The United States Federal Reserve has taken drastic measures to curb inflation by increasing interest rates. Indications suggest that these measures will continue in the coming year.
Cathie Wood of Ark Invest is warning that this could have severe implications, as she likened the current scenario to the events preceding the Great Depression in a series of tweets from November.
“The Fed raised rates in 1929 to squelch financial speculation and then, in 1930, Congress passed Smoot-Hawley, putting 50%+ tariffs on more than 20,000 goods and pushing the global economy into the Great Depression,” Wood said. “If the Fed does not pivot, the set-up will be more like 1929.”
Wood continued by warning that the central bank is “ignoring deflationary signals” while simultaneously warning that the Chips Act “could harm trade perhaps more than we understand.
Despite her warning, experts believe the FED will continue raising rates.
JPMorgan Chase CEO Jamie Dimon believes the Federal Reserve will raise interest rates to a higher level than what has been predicted by many officials and strategists from Wall Street, as the central bank continues its efforts to combat ongoing inflation.
The top executive of JPMorgan, the leading consumer bank in the United States based on assets, stated during an interview with Fox Business Network on Tuesday that the terminal rate set by the Federal Reserve may reach 6%, which is significantly higher than the 5% many experts have predicted.

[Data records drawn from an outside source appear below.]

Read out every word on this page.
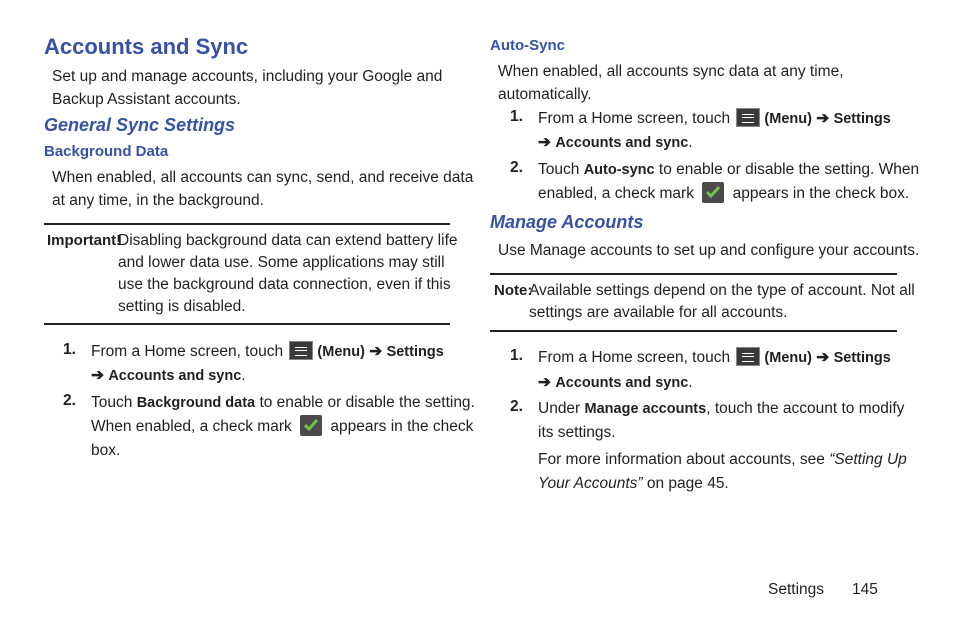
Accounts and Sync
Set up and manage accounts, including your Google and
Backup Assistant accounts.
General Sync Settings
Background Data
When enabled, all accounts can sync, send, and receive data
at any time, in the background.
Important!
Disabling background data can extend battery life
and lower data use. Some applications may still
use the background data connection, even if this
setting is disabled.
1. From a Home screen, touch (Menu) ➔ Settings
➔ Accounts and sync.
2. Touch Background data to enable or disable the setting.
When enabled, a check mark appears in the check
box.
Auto-Sync
When enabled, all accounts sync data at any time,
automatically.
1. From a Home screen, touch (Menu) ➔ Settings
➔ Accounts and sync.
2. Touch Auto-sync to enable or disable the setting. When
enabled, a check mark appears in the check box.
Manage Accounts
Use Manage accounts to set up and configure your accounts.
Note:
Available settings depend on the type of account. Not all
settings are available for all accounts.
1. From a Home screen, touch (Menu) ➔ Settings
➔ Accounts and sync.
2. Under Manage accounts, touch the account to modify
its settings.
For more information about accounts, see “Setting Up
Your Accounts” on page 45.
Settings 145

“Whether 5% interest rates are enough to slow inflation to where it needs to be, I don’t know,” Dimon said when referring to fiscal stimulus that was “so large and still largely unspent.”
“Is it 5%? My view is, it may very well be 6%,” he said.
On Tuesday, while speaking to Fox Business, Dimon called on the Fed to move rates to 5% and then wait before raising rates more to see how the economy reacts.
“We were a little slow getting going. It caught up. I don’t think there’s any harm done by waiting three to six months to see what the full effect this is around the world,” he said. “I’m on the side where it may not be enough.”
Dimon also noted that he doesn’t think wage inflation will peak “the way people think.”
After the December jobs report showed a decrease in wage growth, stocks experienced their initial significant increase of the year. Despite this, the report also indicated a significant discrepancy between the availability of jobs and the number of workers seeking employment.
“The lower-paid Americans are getting wages higher than the rate of inflation, and I don’t think in total that’s a bad thing — that’s a good thing,” Dimon said, adding his workers “haven’t had a pay raise for 20 years.”
“Inflation won’t quite go down the way people expected, though it will definitely be coming down a bit,” he said.